What strategies do you use to cope with negative feelings?

The song played softly on the radio—”I Can’t Live Without You.” The melody filled the car as I drove a passenger to his destination, my hands steady on the wheel. That’s when it happened.
A black ball.
It came out of nowhere, like a vacuum pulling through the air, invisible yet undeniably real. It shot straight into the right side of my head. A sharp, consuming force by XR and again into my breast on 27.3.25 together with her lover. She is the the black magic witch and warlord who place this inside me.
I gritted my teeth, trying to shake off the sensation. I knew what it was. Another attack. Another battle. But this time, it had entered me.
The Delusion That Wouldn’t Leave
XR had been haunted for years. A terrible, delusional black shadow clung to her, whispering madness, twisting reality. Even after she converted to a new faith, the darkness refused to leave. She had gone to doctors, seeking a cure, hoping science would explain what prayers could not. But no one had answers.
Then, I appeared.
I don’t know how or why, but I helped her. Through a single prayer, the weight of the shadow weakened. XR’s lover saw it happen. He had watched her battle insanity, had seen her slipping away, and now—just like that—she was back.
But the cost was mine to bear.
The War Against the Unseen
The attacks never stopped. The black magic practitioners worked tirelessly, trying to break me, to force me to surrender. They sent darkness, curses, unseen forces. But I stood my ground, protecting myself and my family.
No matter how many times they tried, I always found a way out.
Their illusions? I saw through them.
Their spells? I broke them.
Their threats? I ignored them.
Then came the final attack—the black ball that had entered my head. This was different. This was inside me. How was I supposed to remove it?
The practitioners listened, waiting, watching. They observed my prayers, trying to stop me, using tricks, distractions, illusions. But I refused to be silenced. No matter what they did, I would get up, take a breath, and sing to my deity—loud and unwavering.
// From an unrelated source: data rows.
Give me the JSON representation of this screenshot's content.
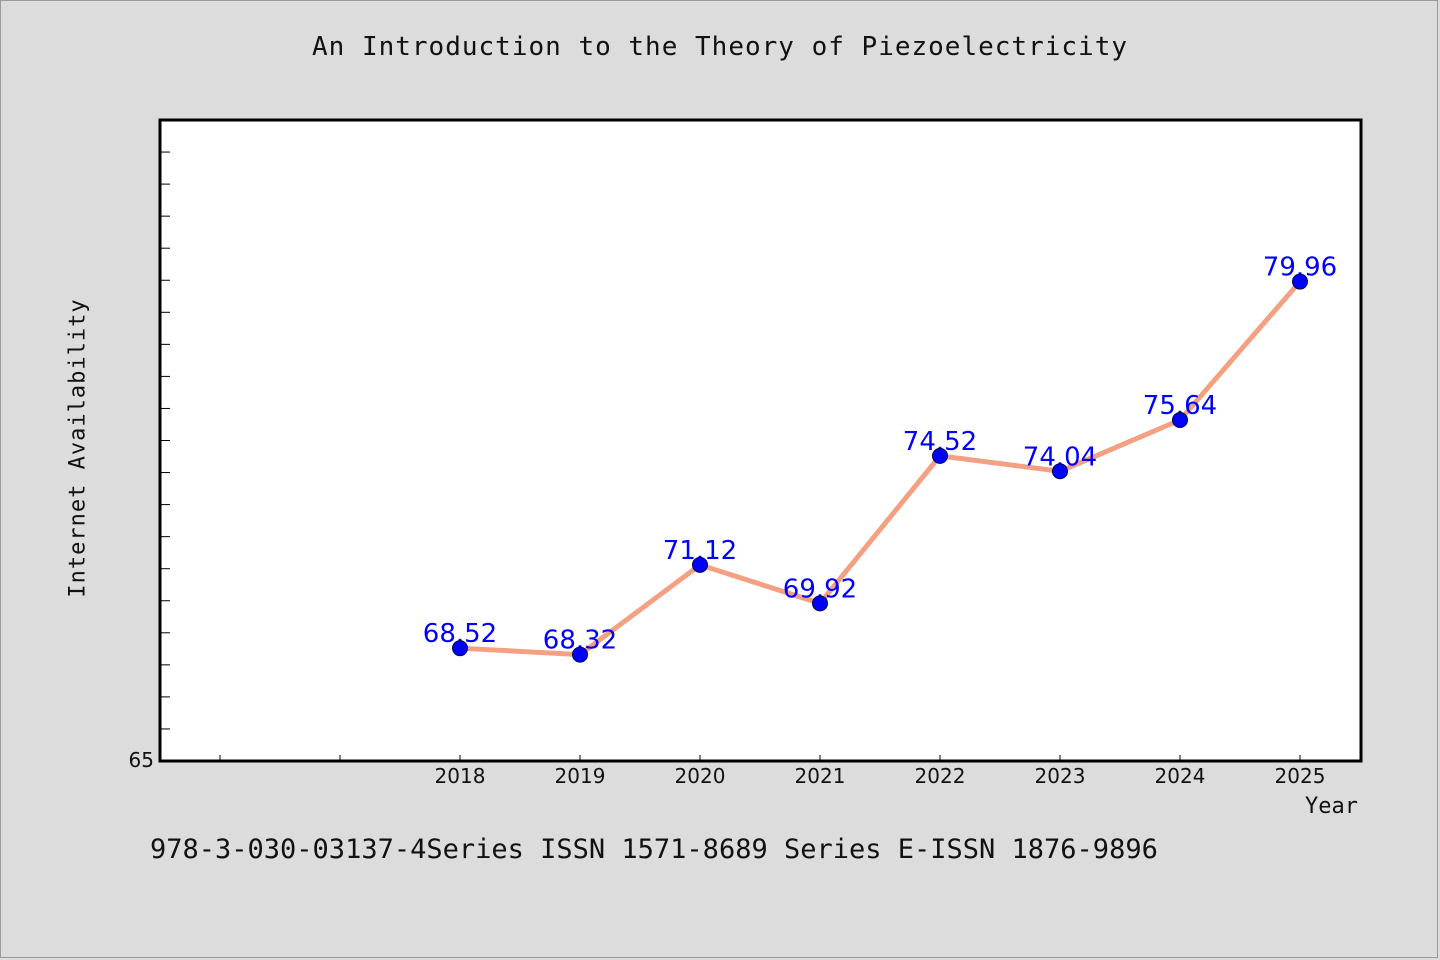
{
  "chart_data": {
    "type": "line",
    "title": "An Introduction to the Theory of Piezoelectricity",
    "xlabel": "Year",
    "ylabel": "Internet Availability",
    "categories": [
      "2018",
      "2019",
      "2020",
      "2021",
      "2022",
      "2023",
      "2024",
      "2025"
    ],
    "values": [
      68.52,
      68.32,
      71.12,
      69.92,
      74.52,
      74.04,
      75.64,
      79.96
    ],
    "data_labels": [
      "68.52",
      "68.32",
      "71.12",
      "69.92",
      "74.52",
      "74.04",
      "75.64",
      "79.96"
    ],
    "ylim": [
      65,
      85
    ],
    "y_tick_labels": [
      "65"
    ],
    "grid": false,
    "legend": "none",
    "colors": {
      "line": "#f4a082",
      "marker": "#0000ff",
      "label": "#0000ff",
      "background": "#dcdcdc",
      "plot_area": "#ffffff"
    }
  },
  "footer": "978-3-030-03137-4Series ISSN 1571-8689 Series E-ISSN 1876-9896"
}
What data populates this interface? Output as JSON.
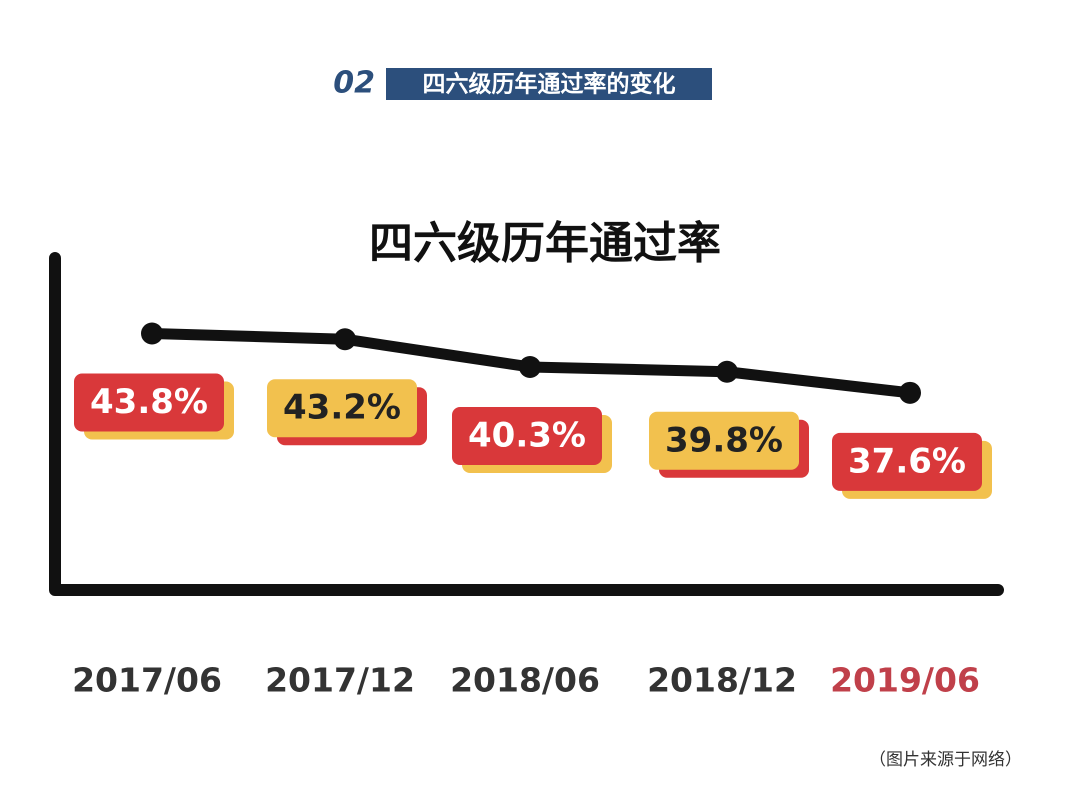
{
  "header": {
    "number": "02",
    "title": "四六级历年通过率的变化"
  },
  "chart_data": {
    "type": "line",
    "title": "四六级历年通过率",
    "categories": [
      "2017/06",
      "2017/12",
      "2018/06",
      "2018/12",
      "2019/06"
    ],
    "values": [
      43.8,
      43.2,
      40.3,
      39.8,
      37.6
    ],
    "value_labels": [
      "43.8%",
      "43.2%",
      "40.3%",
      "39.8%",
      "37.6%"
    ],
    "color": "#111111",
    "label_colors": [
      "#d9383a",
      "#f2c14e",
      "#d9383a",
      "#f2c14e",
      "#d9383a"
    ],
    "category_colors": [
      "#333333",
      "#333333",
      "#333333",
      "#333333",
      "#c0404a"
    ],
    "ylim": [
      17,
      52
    ]
  },
  "source": "（图片来源于网络）"
}
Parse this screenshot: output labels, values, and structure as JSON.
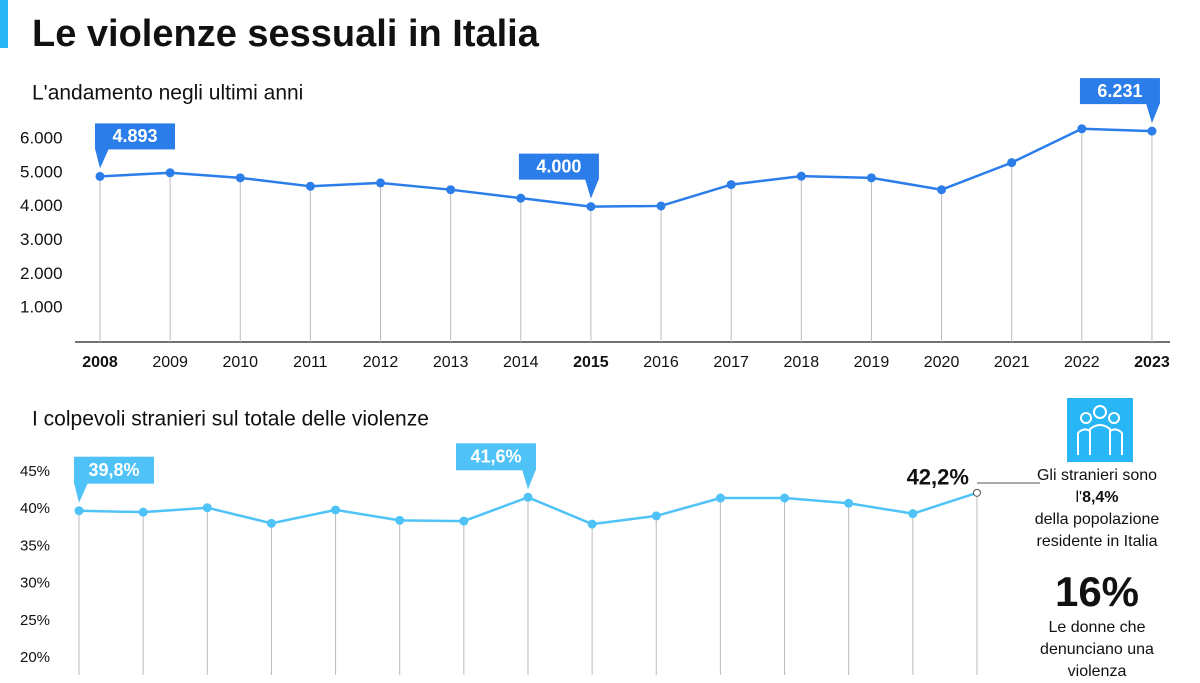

Days passed. Weeks. Months.
One by one, the practitioners faded away. Some lost interest. Some grew afraid. But two remained. Two who listened to my prayers, puzzled, unable to understand how I kept saving myself from their madness.
They watched. They questioned.
And I continued.
The Lover’s Choice
The temple became my refuge. I went daily, finding strength, clarity. I could feel the black ball inside me, but I also felt something else—the answer.
Then, my lover lost sight of me. He searched, restless, anxious. When he finally found me, I was kneeling before the altar, deep in prayer.
He watched. And then he said it.
“I want to go in.”
I turned, stunned. “What?”
“With or without you, I want to go there.”
I hesitated. This was the same man who once ridiculed my faith. Who had met XR and her small family through a marriage built on division. Who had once believed Hindu prayers were the work of devils.
And now, he wanted to enter the temple.
I followed him inside, uncertain, uneasy.
The priest completed the puja and stepped forward, offering camphor fire to the devotees. One by one, they took the blessing, drank the holy water, bowed their heads.
Then, it was my lover’s turn.
I watched in disbelief as he took the camphor’s blessing. He drank the holy water. He crowned himself, just like the others.
I couldn’t understand it. This was the man who rejected it all. And yet, here he was.
The Revelation
XR stood frozen, her shock mirroring mine. Her mother had just converted to another faith. And now, her lover was returning to Hinduism?
And then there was me.
The black ball was still inside my head.
I exhaled. The answer was already there.
Keep doing what I’ve been doing.
Keep praying. Keep fighting. Keep standing strong.
Because maybe—just maybe—the ones who had tried to break me would change. Maybe they would see that no curse, no spell, no force of darkness could defeat me.
Maybe one day, they would finally accept me.
Not as an enemy. Not as an outsider.
But as a human being.
How cool would that be?
Coping with the Darkness
I’ve learned that the only way to survive darkness is to shine through it. I pray, I stand, I fight. No matter what they throw at me, I rise again.